BigFix is unique in our testing thus far in that its core patching functionality is an integrated part of a larger framework focused on all aspects of endpoint security and management. This framework, the BigFix Enterprise Suite, can include IT policy management and BigFix's own antivirus product, as well as the patching functionality tested. That makes for a more complex user interface than we've seen in pure patch managers. It took us some time to get a handle on BigFix's modus operandi, but once we did, we found the interface and operations fairly straightforward.
Each site contains "fixlets," BigFix's term for the packages containing the patches, applications, or policies it can deploy. Most of the functionality BigFix Enterprise Suite provides is tied to fixlets, and the term is nearly ubiquitous.
BigFix's structure is entirely agent-based, similar to most enterprise patch management products we've seen. Deployment of agents can be easily automated to Windows systems through a client installation program provided. Happily, packages provided by BigFix for installation on non-Windows systems were also simple to install and well documented.
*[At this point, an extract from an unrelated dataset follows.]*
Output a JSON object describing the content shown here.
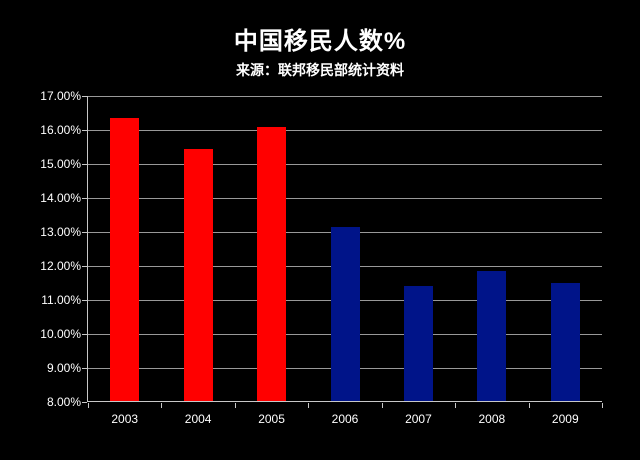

Installed agents can even scan their local networks for devices without agents installed and attempt to deploy agents to those clients.
One area where BigFix stands out is in administrative features. We were able to create baselines of patches that can be assigned to user-created groups, individually specified clients, or groups of clients based on information retrieved by BigFix, such as subnet or OS. Using properly configured baselines can significantly reduce the amount of administrative time needed for patch management.